= Božin Simić =

Božin Simić (1881–1966) was a veteran of the struggle for Macedonia and Old Serbia, member of the Black Hand, a volunteer in the Balkan Wars and World War I, and prior to World War II became a Communist spy, a traitor to the Kingdom of Yugoslavia.

==Biography==
Born on 20 October 1881, in the village of Veliki Siljegovac near Kruševac. His parents were teachers. Simić graduated from the Military Academy in Belgrade and took an active part in the May Coup in 1903. From 1911 he was the supervising officer of the Vranje border region and the Ottoman Empire. He was a liaison officer in touch with Chetnik Voivode Vojislav Tankosić in Macedonia with the task of transferring arms and men across the border to Turkish-occupied territory. In August 1912, he joined a secret society called the Black Hand.

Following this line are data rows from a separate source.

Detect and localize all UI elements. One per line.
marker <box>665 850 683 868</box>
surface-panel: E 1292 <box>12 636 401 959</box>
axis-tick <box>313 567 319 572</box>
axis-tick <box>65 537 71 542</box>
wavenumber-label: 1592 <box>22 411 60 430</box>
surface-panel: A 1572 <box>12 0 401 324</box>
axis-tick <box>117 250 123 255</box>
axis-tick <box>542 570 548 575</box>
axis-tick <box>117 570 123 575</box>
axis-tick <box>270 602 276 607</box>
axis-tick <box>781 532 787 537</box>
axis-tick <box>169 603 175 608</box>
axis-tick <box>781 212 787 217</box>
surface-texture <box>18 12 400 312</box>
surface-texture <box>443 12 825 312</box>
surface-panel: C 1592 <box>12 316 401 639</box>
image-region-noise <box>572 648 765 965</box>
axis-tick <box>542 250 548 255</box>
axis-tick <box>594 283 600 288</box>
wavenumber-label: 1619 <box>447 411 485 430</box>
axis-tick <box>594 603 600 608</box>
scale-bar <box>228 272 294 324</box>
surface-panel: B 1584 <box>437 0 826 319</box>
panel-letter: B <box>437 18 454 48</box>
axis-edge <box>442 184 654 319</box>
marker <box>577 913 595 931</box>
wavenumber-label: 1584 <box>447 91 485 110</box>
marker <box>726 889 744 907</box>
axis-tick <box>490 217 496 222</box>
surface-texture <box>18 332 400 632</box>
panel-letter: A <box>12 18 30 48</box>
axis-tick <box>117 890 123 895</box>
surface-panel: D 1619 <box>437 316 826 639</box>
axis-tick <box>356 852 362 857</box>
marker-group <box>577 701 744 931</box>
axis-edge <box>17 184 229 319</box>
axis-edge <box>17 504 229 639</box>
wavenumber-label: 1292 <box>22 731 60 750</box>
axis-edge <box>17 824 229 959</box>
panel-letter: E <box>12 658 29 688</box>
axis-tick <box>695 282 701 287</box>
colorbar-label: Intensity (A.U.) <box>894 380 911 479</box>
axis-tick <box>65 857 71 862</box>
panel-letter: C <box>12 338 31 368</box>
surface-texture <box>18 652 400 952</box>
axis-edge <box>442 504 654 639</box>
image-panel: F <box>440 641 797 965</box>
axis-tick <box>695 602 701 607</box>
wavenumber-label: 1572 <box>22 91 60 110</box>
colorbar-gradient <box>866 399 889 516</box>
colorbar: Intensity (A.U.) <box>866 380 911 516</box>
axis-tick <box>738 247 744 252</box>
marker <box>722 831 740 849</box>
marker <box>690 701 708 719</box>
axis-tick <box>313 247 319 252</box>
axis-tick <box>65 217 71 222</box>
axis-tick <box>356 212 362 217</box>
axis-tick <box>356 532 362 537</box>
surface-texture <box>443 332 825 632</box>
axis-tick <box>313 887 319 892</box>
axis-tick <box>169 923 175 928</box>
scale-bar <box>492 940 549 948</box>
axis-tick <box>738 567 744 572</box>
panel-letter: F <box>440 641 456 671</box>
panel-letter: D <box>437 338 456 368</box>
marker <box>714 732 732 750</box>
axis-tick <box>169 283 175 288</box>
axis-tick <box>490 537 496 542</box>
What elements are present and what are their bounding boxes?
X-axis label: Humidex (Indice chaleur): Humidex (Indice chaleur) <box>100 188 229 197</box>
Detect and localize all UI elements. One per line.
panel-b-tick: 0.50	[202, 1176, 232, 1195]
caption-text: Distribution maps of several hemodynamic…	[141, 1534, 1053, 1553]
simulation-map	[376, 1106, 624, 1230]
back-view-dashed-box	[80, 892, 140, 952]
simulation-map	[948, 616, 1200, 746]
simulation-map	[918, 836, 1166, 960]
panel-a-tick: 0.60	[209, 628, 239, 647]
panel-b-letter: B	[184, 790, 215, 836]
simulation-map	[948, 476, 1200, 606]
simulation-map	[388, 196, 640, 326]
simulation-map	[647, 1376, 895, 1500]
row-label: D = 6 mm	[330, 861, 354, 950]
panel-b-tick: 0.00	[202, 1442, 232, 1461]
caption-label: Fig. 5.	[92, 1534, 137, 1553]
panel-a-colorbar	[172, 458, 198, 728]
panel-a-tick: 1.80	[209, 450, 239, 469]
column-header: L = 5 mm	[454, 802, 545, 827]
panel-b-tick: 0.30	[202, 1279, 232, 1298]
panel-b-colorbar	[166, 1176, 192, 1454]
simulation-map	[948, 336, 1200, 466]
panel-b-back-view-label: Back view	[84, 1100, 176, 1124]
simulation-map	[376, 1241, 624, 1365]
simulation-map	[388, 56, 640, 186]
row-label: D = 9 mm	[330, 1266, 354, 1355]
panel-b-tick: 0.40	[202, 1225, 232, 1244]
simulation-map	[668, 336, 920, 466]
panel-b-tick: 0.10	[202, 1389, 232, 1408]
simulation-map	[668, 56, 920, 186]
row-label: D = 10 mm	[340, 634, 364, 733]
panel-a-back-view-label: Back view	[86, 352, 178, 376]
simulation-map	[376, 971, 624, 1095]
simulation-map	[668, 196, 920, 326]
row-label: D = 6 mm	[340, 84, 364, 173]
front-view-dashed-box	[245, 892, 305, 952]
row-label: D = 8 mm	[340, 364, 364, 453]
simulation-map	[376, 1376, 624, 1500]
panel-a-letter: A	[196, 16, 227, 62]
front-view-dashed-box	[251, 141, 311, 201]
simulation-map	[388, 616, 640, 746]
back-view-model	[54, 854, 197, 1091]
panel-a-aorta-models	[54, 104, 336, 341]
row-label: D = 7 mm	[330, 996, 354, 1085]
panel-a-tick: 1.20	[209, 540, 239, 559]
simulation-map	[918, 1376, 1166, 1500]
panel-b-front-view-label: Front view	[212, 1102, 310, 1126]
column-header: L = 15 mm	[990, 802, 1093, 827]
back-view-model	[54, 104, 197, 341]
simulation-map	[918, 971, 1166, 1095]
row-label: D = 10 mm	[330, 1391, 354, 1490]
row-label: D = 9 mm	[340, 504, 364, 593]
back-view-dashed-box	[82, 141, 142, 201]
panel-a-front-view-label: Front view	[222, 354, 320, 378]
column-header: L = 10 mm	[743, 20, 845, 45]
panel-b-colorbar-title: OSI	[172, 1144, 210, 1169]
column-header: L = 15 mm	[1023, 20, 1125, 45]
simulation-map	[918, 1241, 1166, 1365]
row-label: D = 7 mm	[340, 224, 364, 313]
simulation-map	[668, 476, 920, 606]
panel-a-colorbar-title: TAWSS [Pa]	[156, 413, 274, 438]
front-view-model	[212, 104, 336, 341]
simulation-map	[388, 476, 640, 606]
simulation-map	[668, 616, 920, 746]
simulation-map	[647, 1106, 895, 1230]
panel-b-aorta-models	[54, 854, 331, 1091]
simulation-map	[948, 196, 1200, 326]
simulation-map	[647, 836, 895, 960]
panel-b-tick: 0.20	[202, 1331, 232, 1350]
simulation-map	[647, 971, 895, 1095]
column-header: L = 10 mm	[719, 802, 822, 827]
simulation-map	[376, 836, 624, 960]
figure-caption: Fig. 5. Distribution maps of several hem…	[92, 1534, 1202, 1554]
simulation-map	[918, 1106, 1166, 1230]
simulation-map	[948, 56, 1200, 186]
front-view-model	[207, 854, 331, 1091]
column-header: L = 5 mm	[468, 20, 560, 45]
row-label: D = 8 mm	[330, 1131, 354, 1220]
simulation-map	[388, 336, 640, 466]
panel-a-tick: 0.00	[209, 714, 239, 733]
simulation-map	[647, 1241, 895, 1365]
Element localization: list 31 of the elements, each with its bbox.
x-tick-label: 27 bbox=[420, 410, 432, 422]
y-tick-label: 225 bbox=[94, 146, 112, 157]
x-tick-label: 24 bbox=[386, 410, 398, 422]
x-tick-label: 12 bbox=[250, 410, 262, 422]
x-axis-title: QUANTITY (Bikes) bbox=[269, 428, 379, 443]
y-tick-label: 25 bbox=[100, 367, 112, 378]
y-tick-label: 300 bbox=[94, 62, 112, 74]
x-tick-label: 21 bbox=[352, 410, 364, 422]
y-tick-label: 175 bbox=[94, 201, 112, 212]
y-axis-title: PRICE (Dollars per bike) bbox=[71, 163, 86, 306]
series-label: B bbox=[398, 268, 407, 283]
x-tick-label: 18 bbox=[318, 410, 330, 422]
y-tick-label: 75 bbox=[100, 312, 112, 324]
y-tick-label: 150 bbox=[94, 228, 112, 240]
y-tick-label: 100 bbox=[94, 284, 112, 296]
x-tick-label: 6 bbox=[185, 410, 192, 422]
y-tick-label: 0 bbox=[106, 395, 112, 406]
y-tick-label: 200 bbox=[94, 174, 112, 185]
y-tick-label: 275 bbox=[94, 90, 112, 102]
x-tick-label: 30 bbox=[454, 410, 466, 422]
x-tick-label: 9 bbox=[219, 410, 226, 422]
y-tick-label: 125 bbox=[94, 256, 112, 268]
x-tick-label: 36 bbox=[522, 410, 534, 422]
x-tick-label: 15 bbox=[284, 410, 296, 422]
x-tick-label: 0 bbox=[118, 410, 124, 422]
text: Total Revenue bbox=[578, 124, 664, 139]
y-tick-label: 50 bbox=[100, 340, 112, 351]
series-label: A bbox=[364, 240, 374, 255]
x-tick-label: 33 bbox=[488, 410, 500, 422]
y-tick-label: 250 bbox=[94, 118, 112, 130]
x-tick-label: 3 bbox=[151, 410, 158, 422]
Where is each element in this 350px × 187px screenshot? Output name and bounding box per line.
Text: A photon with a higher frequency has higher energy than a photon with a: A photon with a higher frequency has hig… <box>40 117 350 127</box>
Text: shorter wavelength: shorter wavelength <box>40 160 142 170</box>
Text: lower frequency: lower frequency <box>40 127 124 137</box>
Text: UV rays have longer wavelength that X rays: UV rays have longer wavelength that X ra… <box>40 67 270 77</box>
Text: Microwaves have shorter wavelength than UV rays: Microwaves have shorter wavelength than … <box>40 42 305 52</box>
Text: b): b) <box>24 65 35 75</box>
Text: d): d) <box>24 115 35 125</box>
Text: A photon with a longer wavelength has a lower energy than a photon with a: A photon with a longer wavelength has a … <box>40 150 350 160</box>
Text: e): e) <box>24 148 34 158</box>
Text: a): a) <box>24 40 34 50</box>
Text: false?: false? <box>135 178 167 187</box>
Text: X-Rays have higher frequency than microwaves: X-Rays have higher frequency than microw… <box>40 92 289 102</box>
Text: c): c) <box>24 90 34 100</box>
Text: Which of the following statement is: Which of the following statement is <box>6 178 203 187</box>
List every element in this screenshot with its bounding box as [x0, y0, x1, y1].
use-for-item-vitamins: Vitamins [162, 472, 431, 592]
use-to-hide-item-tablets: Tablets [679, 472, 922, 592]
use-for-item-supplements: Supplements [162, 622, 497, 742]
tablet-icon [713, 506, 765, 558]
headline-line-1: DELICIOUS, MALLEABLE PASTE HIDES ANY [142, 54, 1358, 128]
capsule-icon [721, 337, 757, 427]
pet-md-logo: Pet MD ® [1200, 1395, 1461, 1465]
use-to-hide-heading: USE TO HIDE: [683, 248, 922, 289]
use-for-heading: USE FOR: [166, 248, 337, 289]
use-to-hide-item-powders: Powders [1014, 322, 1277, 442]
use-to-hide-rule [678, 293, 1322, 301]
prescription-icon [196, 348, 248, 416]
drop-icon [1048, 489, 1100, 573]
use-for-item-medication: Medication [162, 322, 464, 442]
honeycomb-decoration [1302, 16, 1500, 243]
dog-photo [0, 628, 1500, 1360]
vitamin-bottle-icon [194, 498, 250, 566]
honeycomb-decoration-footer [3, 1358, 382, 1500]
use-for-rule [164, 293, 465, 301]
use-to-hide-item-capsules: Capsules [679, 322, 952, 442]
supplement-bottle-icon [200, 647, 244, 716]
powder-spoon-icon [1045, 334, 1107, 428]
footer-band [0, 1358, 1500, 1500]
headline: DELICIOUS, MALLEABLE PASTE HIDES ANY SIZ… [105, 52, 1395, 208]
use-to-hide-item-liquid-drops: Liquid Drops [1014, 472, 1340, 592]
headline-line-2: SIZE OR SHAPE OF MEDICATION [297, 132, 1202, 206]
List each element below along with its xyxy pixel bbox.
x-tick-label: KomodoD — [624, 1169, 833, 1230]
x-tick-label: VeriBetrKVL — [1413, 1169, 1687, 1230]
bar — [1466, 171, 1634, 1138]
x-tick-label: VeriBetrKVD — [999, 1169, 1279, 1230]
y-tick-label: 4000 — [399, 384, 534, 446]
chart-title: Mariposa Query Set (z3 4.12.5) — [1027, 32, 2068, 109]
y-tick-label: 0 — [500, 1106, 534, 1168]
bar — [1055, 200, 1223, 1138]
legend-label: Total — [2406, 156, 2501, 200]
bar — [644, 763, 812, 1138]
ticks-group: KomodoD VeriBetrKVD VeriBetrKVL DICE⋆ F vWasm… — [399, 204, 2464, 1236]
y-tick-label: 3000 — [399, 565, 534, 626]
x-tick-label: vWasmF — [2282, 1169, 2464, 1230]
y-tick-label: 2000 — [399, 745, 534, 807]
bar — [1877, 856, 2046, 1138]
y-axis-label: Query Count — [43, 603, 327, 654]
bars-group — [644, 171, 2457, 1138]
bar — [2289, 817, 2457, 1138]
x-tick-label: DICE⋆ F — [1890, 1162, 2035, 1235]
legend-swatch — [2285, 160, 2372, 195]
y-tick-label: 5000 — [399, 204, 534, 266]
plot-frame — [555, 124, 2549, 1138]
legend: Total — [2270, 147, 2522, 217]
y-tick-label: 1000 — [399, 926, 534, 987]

During the First World War, he was a company commander. In 1916 he travelled to Imperial Russia, wherein Odessa he was in charge of recruiting soldiers for the Serbian army from the Austro-Hungarian prisoners and taking part in the establishment of the First Serbian Volunteer Division. In the Salonika trial of Black Hand participants in the May Coup, Simić was sentenced to 18 years in prison in absentia, which is why he remained in Russia and after the October Revolution where he became a Colonel in the Red Army. He remained in Russia until 1936 when he returned to the Kingdom of Yugoslavia. There he was arrested at the border, questioned, but managed to convince the authorities that he was not a spy, he was released from detention after two days. He was given back the rank of colonel which was taken away from him at the Salonika trial in 1917.

Simić was in touch with General Dušan Simović, with whom he met on 26 March, the day before the Yugoslav coup d'état took place, and informed him about the Soviet Union's mood to conclude an agreement with Yugoslavia. In the Government of Dušan Simović, he was appointed minister without portfolio. As a minister without portfolio, he and Dušan Simović participated in negotiations with Stalin, and immediately after the military coup d'état on 27 March 1941, Mustafa Golubić, the senior NKVD officer and Božin Simić travelled together from Belgrade to Moscow to attend the signing of the Yugoslav-Soviet Union Friendship Agreement. German forces invaded the country ten days later.

During the Second World War, Božin Simić, as Minister of the Government-in-exile in London, opposed the bombing of Belgrade by the Allies, because in Serbia a movement of resistance to the occupying forces was afoot from the start, for example, not bombing Bulgaria, which has openly shifted to the side of the axis force. After that, Sofia was bombed for several days. Because of this stance in 1946, on his way to Ankara to take over the position of Tito's first ambassador there, an attempted assassination was made by a Bulgarian agent, but he survived.

He died on 24 February 1966, in Belgrade. He was 84.